Yesterday, I kept seeing this quote from George Clooney on my Twitter feed where he talks about giving 14 of his friends a million dollars. Along with the retweets of this quote were jokes that became played out within an hour or two. Thousands of people retweeted the quote saying things like, “I knew I should have hung out with George Clooney that one time.”
While yes, since most of us are living paycheck to paycheck, a million bucks from a friend would be nice. But, it’s also quite possible that George’s friends were highly insulted by the fact that he gave them money.
To put it into perspective, we’re coming up on the holidays. Thanksgiving is next week, and after that, we have Christmas. For a moment, let’s imagine that you go to your parents’ house for Thanksgiving, or maybe you’re like me when I was growing up and go to a friend’s house for Thanksgiving. Now, imagine eating that delicious meal, having some great conversation, and making memories.
Then…you hand the person who made the meal $50.
How do you think that would go? They’d probably be extremely insulted by your gesture. Like George Clooney, you’re trying to show your gratitude, and you think words can’t do it, so you do some math in your head and figure the meal was worth about $30. The service was great, so why not a big tip? So, you give the cook $50.
This doesn’t go over well because of societal norms, and I thought this would be interesting to discuss because I recently had to have this conversation with my son. My son has been so good about saving money that he still has money from Christmas last year and his New Year’s Eve birthday. Since Christmas and his birthday are coming up again, he’s been spending more of his money because he knows some more is coming in.
With his money, he’s bought a few new video games, but he’s made some gestures that may come off offensive. Recently, he’s offered me money for my fatherly duties like going grocery shopping. He even offered my girlfriend money when his headphones broke, and she gave him her extra pair.
So, I had to sit him down and explain norms and how this kind gesture may come off as offensive.
Again, while you and I would gladly take George Clooney’s $1 million, I can’t help but wonder if his friends were offended. I’m not sure which of his friends he gave money to, but money is relative to your net worth. If his friends are fellow millionaires or even billionaires, George Clooney giving a friend $1 million would be like me giving a friend $10 for hanging out with me.
Personally, I’ve always questioned norms, and I do think some of them are silly and completely irrational. That’s why I absolutely loved the book
Scroogenomics: Why You Shouldn’t Buy Presents for the Holidays by Joel Waldfogel.
I love the holidays, but more for the spirit and not the gift giving. How often to we get gifts that we never use? How often do we give gifts that the person never uses? How often do we get a little upset that we spent our hard-earned money on something that the person doesn’t use? I have a friend who is a mother, and each Christmas and birthday, she spoils her son with gifts. That kid has dozens of unopened gifts from the recent 3 to 4 years. And I can’t help but think that money could have gone to some sort of charitable cause.
In his book Scroogenomics, Waldfogel looks at gift-giving from the perspective of an economist. Sometimes, economists can be cold and calculating like Spock, but that’s why I love them. Joel Waldfogel realized a long time ago that there’s a strange stigma around giving money as gifts, and to his credit, that’s where I first heard the thought experiment about paying a friend for making you dinner.
As a professor, Waldfogel has done experiments where he sees what the perceived value of gifts are, and the results aren’t surprising at all. On average, most people value gifts they receive far less than what the person paid for the gift. This is most common when the person receives a gift they didn’t want or need.
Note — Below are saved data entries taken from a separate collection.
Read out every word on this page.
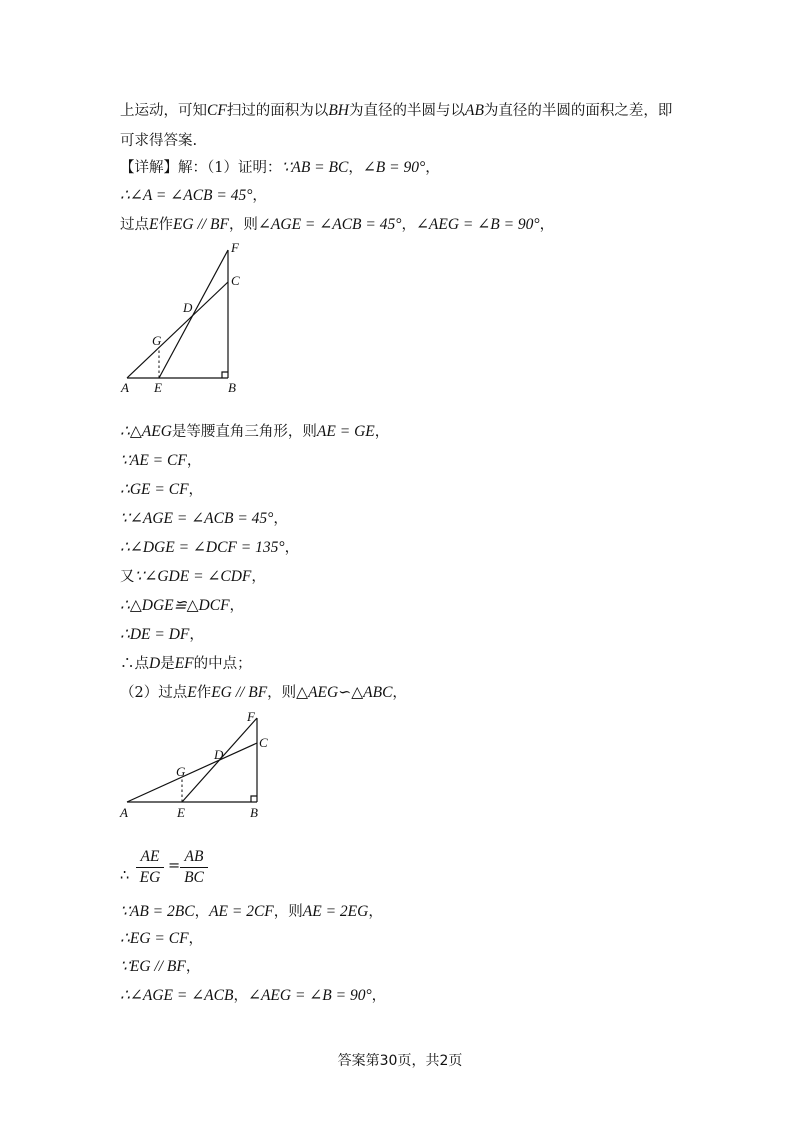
上运动，可知CF扫过的面积为以BH为直径的半圆与以AB为直径的半圆的面积之差，即
可求得答案.
【详解】解：（1）证明：∵AB = BC，∠B = 90°，
∴∠A = ∠ACB = 45°，
过点E作EG // BF，则∠AGE = ∠ACB = 45°，∠AEG = ∠B = 90°，
F
C
D
G
A E	B
∴△AEG是等腰直角三角形，则AE = GE，
∵AE = CF，
∴GE = CF，
∵∠AGE = ∠ACB = 45°，
∴∠DGE = ∠DCF = 135°，
又∵∠GDE = ∠CDF，
∴△DGE≌△DCF，
∴DE = DF，
∴点D是EF的中点；
（2）过点E作EG // BF，则△AEG∽△ABC，
F
C
D
G
A	E	B
∴ $\frac{AE}{EG} = \frac{AB}{BC}$
∵AB = 2BC，AE = 2CF，则AE = 2EG，
∴EG = CF，
∵EG // BF，
∴∠AGE = ∠ACB，∠AEG = ∠B = 90°，
答案第30页，共2页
This happens because, for most of us (or at least adults), we buy the things we want during the year. So, there’s a low chance someone is going to get us something we actually want or need unless we ask for it specifically. The other exception is if a person gets us something we wanted but didn’t want to spend our money on. But how often does that happen during your typical gift exchanges?
This is also why the invention of gift cards was a genius idea. Giving a gift is more about the thought. As a species that is constantly signaling to people, giving a gift shows, “I was thinking of you, and I listen to your wants and needs. I know you, so I purchased you something that proves that I care about you.” For us, that signal is more powerful than the actual gift, but most people would just want money because they can buy what they want. The gift card gives the signal that you know what they like, but they can spend the money on whatever they want.
I remember one Christmas as a kid, I finally told my parents, “Just give me money.” That’s all I wanted. I was into video games and building computers, but I’d rather just handle the purchases myself. But when they did what I asked, it just didn’t feel like Christmas. Now, my son is almost 12 years old, and he’s starting to just ask for money as well, and I wonder if it’s going to feel less like Christmas for him too if I give him what he asks for.
At the end of the day, I agree with Joel Waldfogel’s way of thinking in Scroogenomics. We should realize when we’re following norms that are irrational, but we should also show the people we care about that we love them. So, while my son is getting money for Christmas, my girlfriend is getting some things so she knows I pay attention.
So, although some of George Clooney’s friends may have been insulted by his cash gift, I’ll join in on the played out joke by saying that I wish George Clooney would insult me, too.